A Multistate Multipath Provisioning Scheme for Differentiated Failures in Telecom Mesh Networks

Abstract

Telecommunication networks spanning large areas are subject to various failures, such as natural disasters, operation errors, and malicious attacks. Disaster failures (DFs) are those, which can lead to a large-area malfunction and degrade the performance of a backbone telecom mesh network. A survivable network provisioning scheme that can recognize and address multiple levels of network failures, including DFs, is desirable for the future Internet. We study the characteristics of multiple failures in telecom mesh networks, such as optical wavelength-division-multiplexed (WDM) networks. In particular, we devise a novel provisioning scheme for telecom mesh networks, which can efficiently exploit the network connectivity using multiple paths. Three provisioning states are defined, in response to single-link failure (SF), multiple-link failure (MF), and DF. We integrate the conventional primary-backup method with reprovisioning and degraded service (i.e., a reduced level of service versus no service at all) into a state-transition model to handle different levels of failures.
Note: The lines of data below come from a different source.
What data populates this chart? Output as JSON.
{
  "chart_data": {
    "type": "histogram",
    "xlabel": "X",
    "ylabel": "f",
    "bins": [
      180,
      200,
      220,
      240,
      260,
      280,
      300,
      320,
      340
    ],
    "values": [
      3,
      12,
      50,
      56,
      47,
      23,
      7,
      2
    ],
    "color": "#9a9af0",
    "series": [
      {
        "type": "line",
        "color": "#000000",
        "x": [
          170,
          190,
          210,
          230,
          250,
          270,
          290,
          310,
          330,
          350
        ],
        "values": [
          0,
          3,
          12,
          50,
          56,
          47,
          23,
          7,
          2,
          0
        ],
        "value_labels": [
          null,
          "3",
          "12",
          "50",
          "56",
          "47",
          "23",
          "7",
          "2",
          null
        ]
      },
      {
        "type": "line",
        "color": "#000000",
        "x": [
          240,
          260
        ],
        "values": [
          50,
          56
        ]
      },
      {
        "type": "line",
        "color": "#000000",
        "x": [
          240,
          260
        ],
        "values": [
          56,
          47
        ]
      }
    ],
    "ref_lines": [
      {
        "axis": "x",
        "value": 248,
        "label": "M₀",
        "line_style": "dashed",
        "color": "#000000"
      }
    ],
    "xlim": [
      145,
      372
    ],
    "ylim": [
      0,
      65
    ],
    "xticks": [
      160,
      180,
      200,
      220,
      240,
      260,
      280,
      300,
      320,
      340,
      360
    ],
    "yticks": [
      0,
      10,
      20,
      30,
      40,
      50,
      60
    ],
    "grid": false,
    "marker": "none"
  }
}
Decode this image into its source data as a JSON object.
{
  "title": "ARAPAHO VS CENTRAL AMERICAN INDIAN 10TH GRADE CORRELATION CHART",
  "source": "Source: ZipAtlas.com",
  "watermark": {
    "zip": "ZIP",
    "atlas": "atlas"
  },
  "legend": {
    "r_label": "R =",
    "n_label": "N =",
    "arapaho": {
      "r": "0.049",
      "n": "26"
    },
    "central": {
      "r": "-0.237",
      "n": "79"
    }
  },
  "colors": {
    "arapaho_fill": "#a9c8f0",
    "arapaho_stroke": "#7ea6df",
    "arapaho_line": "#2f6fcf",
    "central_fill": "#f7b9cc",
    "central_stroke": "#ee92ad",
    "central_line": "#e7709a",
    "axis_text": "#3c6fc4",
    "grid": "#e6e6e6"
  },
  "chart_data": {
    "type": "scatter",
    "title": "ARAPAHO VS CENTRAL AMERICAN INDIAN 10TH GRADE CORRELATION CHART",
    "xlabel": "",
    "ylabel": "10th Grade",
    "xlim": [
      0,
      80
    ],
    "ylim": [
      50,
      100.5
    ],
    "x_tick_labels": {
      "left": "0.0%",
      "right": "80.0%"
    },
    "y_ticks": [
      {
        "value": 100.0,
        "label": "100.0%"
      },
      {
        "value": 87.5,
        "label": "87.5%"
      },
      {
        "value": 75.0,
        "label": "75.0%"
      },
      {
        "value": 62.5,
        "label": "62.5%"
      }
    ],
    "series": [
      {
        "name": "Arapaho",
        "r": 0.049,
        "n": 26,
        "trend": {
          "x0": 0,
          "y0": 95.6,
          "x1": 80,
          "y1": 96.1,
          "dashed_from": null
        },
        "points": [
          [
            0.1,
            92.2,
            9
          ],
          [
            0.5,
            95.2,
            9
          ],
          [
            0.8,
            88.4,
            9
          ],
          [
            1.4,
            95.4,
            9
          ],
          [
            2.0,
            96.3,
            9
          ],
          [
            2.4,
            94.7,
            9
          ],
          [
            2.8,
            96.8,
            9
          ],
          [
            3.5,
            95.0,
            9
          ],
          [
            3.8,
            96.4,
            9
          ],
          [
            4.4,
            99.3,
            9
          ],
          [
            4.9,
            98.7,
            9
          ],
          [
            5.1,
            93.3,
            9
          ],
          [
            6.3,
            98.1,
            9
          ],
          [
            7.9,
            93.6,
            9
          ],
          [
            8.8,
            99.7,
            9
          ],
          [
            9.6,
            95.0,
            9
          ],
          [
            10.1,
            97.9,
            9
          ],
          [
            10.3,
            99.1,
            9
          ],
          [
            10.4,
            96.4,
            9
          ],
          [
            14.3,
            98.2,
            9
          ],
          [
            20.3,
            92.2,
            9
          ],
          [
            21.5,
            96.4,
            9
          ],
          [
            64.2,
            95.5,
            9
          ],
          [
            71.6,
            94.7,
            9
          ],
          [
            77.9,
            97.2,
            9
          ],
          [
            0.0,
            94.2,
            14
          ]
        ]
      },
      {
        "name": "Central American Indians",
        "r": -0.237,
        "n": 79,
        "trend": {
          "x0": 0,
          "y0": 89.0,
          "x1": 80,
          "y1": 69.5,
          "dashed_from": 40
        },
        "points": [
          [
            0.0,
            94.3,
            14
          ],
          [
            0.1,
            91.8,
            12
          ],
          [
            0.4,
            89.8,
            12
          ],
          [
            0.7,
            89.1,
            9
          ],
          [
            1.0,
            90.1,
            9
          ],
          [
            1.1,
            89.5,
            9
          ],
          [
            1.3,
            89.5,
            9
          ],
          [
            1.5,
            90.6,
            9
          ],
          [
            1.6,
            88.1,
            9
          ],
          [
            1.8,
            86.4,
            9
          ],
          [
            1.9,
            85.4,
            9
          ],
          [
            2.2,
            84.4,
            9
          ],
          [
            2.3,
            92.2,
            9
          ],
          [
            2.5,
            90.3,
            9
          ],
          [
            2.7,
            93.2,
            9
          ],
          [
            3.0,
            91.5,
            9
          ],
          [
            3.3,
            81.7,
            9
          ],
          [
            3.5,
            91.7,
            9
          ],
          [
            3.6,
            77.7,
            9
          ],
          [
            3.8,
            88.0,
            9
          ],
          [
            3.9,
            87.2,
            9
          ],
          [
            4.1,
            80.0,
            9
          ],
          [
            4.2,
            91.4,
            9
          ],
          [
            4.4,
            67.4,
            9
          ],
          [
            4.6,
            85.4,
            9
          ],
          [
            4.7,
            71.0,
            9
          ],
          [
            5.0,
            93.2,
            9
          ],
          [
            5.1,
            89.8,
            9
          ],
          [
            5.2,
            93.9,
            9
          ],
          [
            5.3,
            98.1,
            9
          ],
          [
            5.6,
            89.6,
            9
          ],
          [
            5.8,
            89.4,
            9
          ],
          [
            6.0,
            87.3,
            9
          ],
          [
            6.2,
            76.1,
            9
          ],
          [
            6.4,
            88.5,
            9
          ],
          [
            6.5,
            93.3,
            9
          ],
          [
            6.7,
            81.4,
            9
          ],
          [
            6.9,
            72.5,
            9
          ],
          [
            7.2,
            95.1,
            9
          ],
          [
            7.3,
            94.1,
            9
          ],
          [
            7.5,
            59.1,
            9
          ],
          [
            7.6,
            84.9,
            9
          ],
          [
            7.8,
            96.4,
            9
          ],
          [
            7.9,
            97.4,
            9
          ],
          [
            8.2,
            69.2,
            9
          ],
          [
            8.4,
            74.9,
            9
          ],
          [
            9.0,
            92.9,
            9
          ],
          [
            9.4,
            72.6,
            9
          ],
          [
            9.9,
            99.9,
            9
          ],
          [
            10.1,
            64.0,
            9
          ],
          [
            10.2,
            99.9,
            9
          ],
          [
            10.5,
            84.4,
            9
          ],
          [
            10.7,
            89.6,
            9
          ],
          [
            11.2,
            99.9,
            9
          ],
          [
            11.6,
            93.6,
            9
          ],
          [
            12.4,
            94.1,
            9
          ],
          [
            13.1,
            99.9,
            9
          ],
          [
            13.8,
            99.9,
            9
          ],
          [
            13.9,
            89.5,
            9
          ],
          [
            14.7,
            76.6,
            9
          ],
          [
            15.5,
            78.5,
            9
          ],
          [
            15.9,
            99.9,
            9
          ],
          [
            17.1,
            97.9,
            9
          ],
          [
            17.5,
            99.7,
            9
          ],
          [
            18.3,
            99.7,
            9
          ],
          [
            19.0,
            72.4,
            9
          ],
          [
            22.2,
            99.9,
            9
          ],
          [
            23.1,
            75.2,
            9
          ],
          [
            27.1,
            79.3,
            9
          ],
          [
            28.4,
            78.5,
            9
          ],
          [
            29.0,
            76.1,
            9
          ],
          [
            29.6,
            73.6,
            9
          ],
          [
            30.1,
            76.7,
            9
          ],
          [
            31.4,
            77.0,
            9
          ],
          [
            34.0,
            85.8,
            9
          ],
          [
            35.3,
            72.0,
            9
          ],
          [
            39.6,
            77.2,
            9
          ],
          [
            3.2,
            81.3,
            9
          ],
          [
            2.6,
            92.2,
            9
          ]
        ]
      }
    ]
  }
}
A predefined level of service is guaranteed for premium customers even if the service cannot be fully recovered. Multinode failures within the same shared risk group (SRG) and failures on destination node are also considered in our study. Our results show that: 1) connection-dropping probability due to a node failure can be significantly reduced with a small extra cost in SF protection; 2) for single-node failure, our algorithm achieves better performance than the shortest vertex-disjoint algorithm; and 3) remote-site data replication is effective to protect against destination-node failures.